Today I write from Phnom Penh, Cambodia, from the Killing Fields. It was not so long ago that this happened. “Why did they do this to them?” Since then there had been many other killing fields, acts of terror incited by ideology or religion. And sadly, these atrocities seem to be the trend. Perhaps we should ask, “Why are we doing this to one another?” Will we never realise and acknowledge that all humanity are one?
After Sri Lanka, a panelist on a news station suggested that religion should be moderated to curb this growth of religious extremism. Some would no doubt advocate banning religion altogether. I am more familiar with Christianity but I believe that all religions preach a set of good moral values. None advocate killing.
How can we argue with Christianity when the main message it preaches is to love one another? What is so off-putting about a God who has done nothing to demand that we believe in him but yet love us all unconditionally? Why not advocate religion and promote loving one another to the extreme? Why are we shunning the God-Love option? Perhaps it is because we have started believing in the gospel for self instead of the gospel for the other. In so, we have refused to be humble.
To counter religious extremism, maybe every ‘moderate person’ should return to their faith instead of abandoning it. Too many of us ‘moderate people’ have walked away from the practice of our religion. For the glory of the world or for the glory of self? We can negate religious extremism only when every person embrace a religion and begin to practice all its good values.
“Father, may they be one in us, as you are in me and I am in you, so that the world may believe it was you who sent me. I have given them the glory you gave to me, that they may be one as we are one. With me in them and you in me, may they be so completely one. I have made your name known to them and will continue to make it known, so that the love with which you loved me may be in them, and so that I may be in them.” (Today’s Gospel)
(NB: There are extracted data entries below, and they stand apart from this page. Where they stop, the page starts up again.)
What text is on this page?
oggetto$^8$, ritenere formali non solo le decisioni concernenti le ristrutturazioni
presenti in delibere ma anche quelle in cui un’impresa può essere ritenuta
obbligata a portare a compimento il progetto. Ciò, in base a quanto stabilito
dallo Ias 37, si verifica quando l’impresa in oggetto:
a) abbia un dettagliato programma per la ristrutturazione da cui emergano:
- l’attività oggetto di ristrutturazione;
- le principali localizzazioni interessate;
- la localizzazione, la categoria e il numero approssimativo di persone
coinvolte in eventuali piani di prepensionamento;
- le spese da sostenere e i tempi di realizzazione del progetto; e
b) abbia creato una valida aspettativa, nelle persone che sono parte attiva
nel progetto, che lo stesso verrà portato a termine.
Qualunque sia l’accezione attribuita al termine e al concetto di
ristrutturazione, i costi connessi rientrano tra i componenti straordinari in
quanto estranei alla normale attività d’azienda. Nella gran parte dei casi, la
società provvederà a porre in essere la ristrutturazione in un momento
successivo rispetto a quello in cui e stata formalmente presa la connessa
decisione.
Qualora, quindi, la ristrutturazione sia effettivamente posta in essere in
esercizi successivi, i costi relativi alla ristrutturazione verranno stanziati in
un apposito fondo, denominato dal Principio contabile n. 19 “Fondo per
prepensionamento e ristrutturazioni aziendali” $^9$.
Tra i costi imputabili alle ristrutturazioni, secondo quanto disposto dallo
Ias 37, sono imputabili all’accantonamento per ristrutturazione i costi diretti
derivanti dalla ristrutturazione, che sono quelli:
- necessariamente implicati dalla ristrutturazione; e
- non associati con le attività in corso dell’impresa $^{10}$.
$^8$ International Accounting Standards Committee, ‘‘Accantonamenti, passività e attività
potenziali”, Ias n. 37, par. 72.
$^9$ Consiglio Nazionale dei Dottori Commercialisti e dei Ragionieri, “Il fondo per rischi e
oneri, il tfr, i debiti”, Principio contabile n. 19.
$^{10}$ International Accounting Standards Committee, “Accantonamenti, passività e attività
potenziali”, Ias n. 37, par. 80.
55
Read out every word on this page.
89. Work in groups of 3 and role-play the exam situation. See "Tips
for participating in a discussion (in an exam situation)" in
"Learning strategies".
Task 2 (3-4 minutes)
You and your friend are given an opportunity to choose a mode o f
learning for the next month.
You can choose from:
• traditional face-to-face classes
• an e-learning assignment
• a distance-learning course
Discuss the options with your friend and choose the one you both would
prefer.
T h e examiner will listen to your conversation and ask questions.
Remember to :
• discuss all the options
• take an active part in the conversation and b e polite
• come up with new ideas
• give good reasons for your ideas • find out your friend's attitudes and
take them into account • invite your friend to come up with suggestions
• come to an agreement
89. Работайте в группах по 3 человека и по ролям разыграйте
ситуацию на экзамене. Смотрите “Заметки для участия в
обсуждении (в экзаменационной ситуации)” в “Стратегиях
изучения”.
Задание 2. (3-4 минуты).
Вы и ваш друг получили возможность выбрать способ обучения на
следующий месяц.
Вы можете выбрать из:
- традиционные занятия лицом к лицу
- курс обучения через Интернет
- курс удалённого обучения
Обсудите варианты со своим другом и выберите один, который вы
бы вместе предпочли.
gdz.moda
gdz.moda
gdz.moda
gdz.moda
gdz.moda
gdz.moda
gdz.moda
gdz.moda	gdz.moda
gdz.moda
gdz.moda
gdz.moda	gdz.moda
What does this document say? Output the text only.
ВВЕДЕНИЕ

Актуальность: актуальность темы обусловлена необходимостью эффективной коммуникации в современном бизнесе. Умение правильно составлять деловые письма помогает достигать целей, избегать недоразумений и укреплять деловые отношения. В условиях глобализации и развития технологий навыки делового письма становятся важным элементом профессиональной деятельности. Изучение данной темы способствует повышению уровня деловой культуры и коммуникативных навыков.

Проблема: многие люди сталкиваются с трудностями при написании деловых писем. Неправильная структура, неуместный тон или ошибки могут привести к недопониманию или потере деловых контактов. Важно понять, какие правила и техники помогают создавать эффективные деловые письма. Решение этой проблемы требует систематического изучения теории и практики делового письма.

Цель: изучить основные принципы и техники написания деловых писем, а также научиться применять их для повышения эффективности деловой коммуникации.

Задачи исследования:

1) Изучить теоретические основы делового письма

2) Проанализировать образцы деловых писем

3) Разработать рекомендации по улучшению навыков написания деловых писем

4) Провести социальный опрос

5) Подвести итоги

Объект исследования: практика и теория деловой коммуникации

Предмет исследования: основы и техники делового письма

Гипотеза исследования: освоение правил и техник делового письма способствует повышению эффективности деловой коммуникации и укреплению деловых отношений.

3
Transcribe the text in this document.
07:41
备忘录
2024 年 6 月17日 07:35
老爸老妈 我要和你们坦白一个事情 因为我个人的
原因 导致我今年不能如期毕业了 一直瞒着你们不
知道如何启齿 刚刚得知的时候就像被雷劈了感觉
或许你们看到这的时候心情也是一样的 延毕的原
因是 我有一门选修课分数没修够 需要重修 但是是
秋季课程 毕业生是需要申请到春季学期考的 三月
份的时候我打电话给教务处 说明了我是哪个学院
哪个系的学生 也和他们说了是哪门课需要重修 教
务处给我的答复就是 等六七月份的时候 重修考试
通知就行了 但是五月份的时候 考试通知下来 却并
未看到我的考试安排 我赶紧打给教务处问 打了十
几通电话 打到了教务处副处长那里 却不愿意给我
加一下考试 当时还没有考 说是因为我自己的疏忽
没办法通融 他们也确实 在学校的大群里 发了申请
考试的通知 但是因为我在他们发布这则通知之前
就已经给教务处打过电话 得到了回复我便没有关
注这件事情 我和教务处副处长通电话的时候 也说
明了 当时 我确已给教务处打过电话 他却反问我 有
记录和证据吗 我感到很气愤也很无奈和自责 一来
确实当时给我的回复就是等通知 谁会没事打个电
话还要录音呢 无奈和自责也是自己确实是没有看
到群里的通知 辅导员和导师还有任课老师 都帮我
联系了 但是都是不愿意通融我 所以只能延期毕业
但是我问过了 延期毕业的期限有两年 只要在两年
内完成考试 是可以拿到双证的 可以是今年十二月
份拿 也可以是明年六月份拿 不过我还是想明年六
Humility is the seed for extreme love. There is a choice within us to concede space in both our opinions and acts to the other person. It is a choice to climb down from our claim of “my personal rights”. Humility is a concession of self. Only then can true love flow out of us. Humility allow for this nature of our created self to surface which is to do only good, to love. Only then we can effectually acknowledge that all humanity are one.
Humility is also the nature of God. His supreme desire is for the good of each of us. His humility dictates it is more important first to follow this love. This comes above a need to proclaim a belief in him. He created us with this nature to love. Love dwells in us “so that the love with which you loved me may be in them, and so that I may be in them.”
We cannot continue to go into trade wars; this is mine and nothing is yours. We must trade taking with giving, mine is yours, pride with humility. The only way for our self-preservation is to journey through life as one. When we are one, the world will not have any more space for any killing fields.